Et dans une ambiance survoltée car jamais les députés n’avaient été auparavant pris à partie dans les mosquées, dans les rues et dans les ménages hostiles au projet. Le sort du projet était alors clair, même pour les observateurs les plus perspicaces : l’Assemblée ne commettra pas le suicide de revoter ce texte. On va jusqu’à prédire la forme des obsèques : différer les débats de session en session jusqu’à la fin de la législature. L’Exécutif n’y aurait pas d’inconvénient majeur. Il pouvait toujours invoquer la mollesse du parlement. C’était sans compter avec la mouche qui a piqué le président du Parlement. Pour lui, hors de question de laisser le projet en plan. D’ailleurs, la lettre du président l’invite à une relecture consensuelle du texte. Il faut donc qu’il s’entende avec le Haut Conseil pour lequel l’exigence d’un nouveau code n’est pas négociable, non plus.
Une détermination signée Dioncounda
La machine se met en branle. Un Point focal : la présidente de la Commission des Lois dont le manque de ferveur aura été tout de même déplorée. Et deux chevilles ouvrières : Me Mountaga Tall et Me Amidou Diabaté. L’un avait dès 1994 appelé à la légalisation du mariage religieux et l’autre appartient à un parti qui dès 2002 a inscrit à son programme de campagne la nécessité de valoriser l’enseignement islamique. Comme Dioncounda Traoré lui-même, ils ont pourtant plébiscité le projet querellé par le Hci. Qu’importe ! Un an et demi plus tard, le code relu est voté. De surcroît un vendredi. Avec une concession : le mariage religieux peut-être légalisé. Et quelques compromis : le mari reste le chef de famille, l’héritage est régi par la coutume sauf autrement disposé, de dix-huit ans, l’âge du mariage pour la fille est revu à 16 ans. Et puis une dose de subtilité. Par exemple, alors que le projet combattu n’en parlait pas, le nouveau conduit à une position implicite sur l’excision et renvoie la responsabilité au corps médical de la déclarer problème de santé publique ou non, comme le fait la fatwa de l’Imam Tantawi en 1994.

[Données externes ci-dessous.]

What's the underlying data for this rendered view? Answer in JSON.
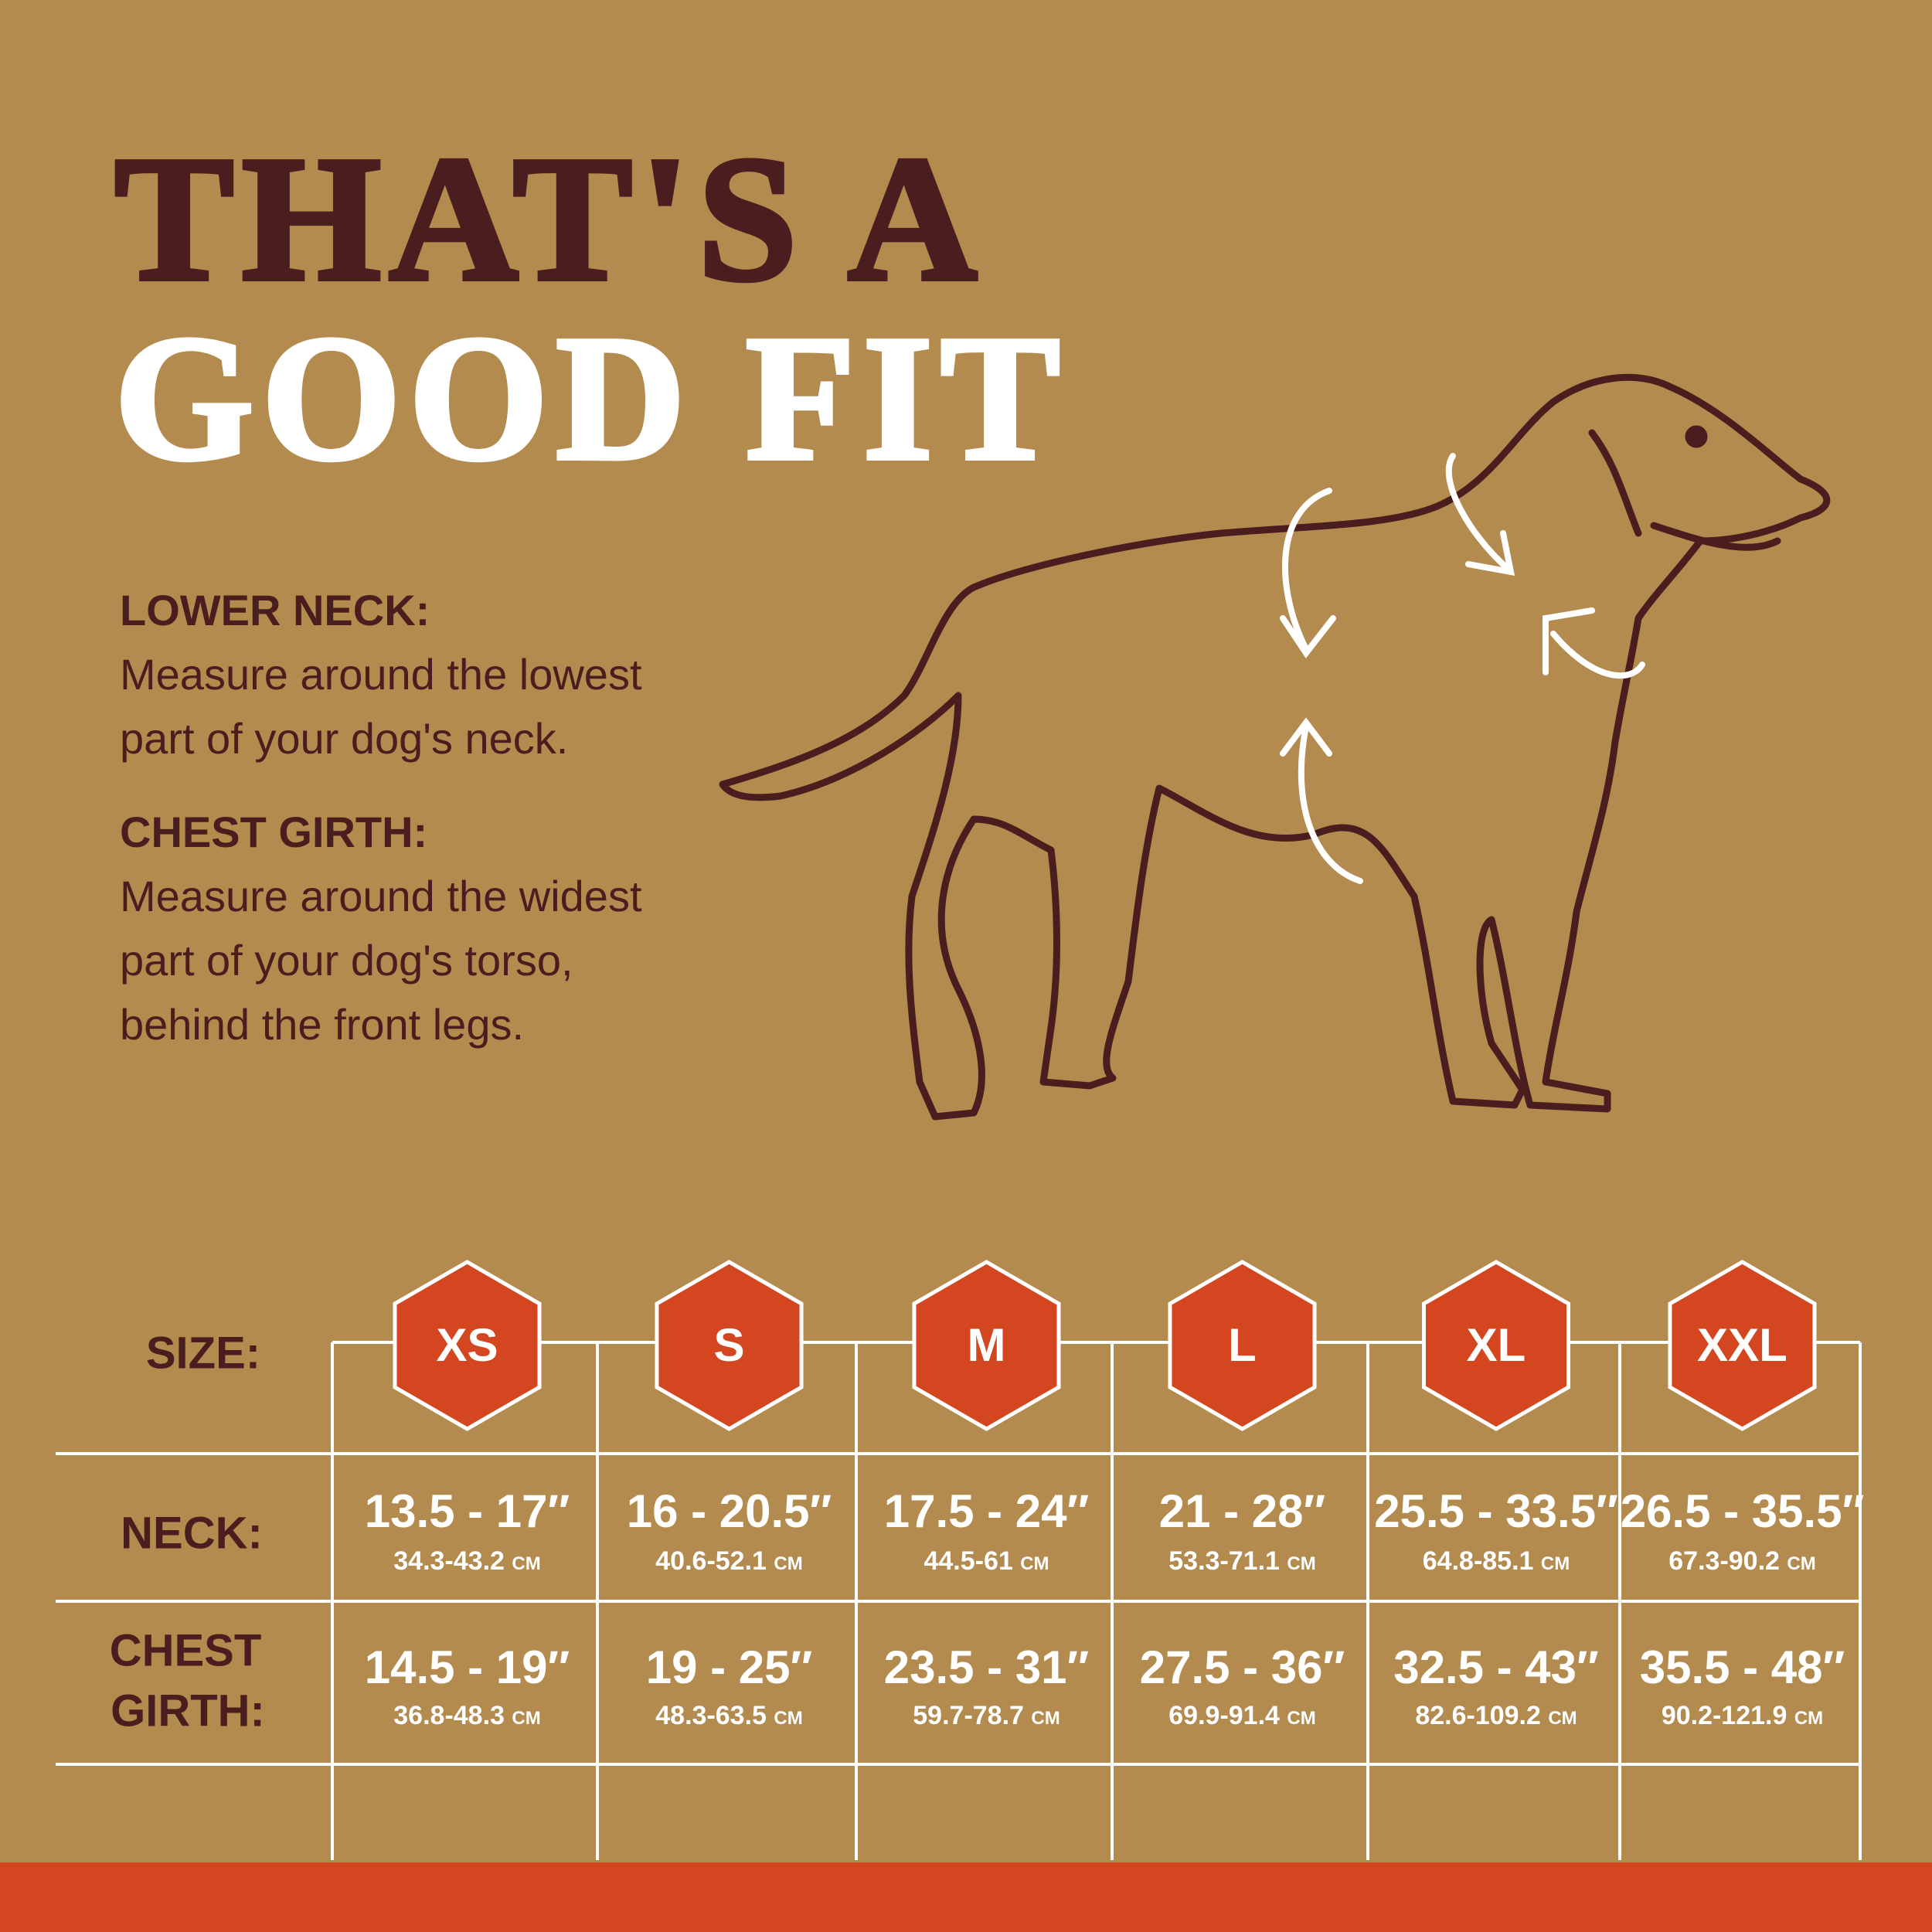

Alors percée ou recul ? Un code contre nos épouses ou un code pour nos filles ? Dioncounda Traoré qui a été salué par ses collègues députés, avec une appréciation plus appuyée et plus émouvante de Ibrahim Boubakar Kéita, ne voit pas les choses en ces termes. Les sociétés avancent à leur rythme, se contente t-il de dire, le triomphe modeste. Naturellement, il est inévitable, au vu du bébé, de savoir lequel des Dioncounda a pris le dessus: le matheux réputé incollable en… calcul, y compris électoral ou l’ancien adepte du matérialisme historique qui expérimente le concept de compromis dynamique ou encore l’alchimiste convaincu que l’Afrique peut aller à la synthèse tout en restant celle « des fiers guerriers dans les savanes ancestrales ». Réponse synthétique : les trois.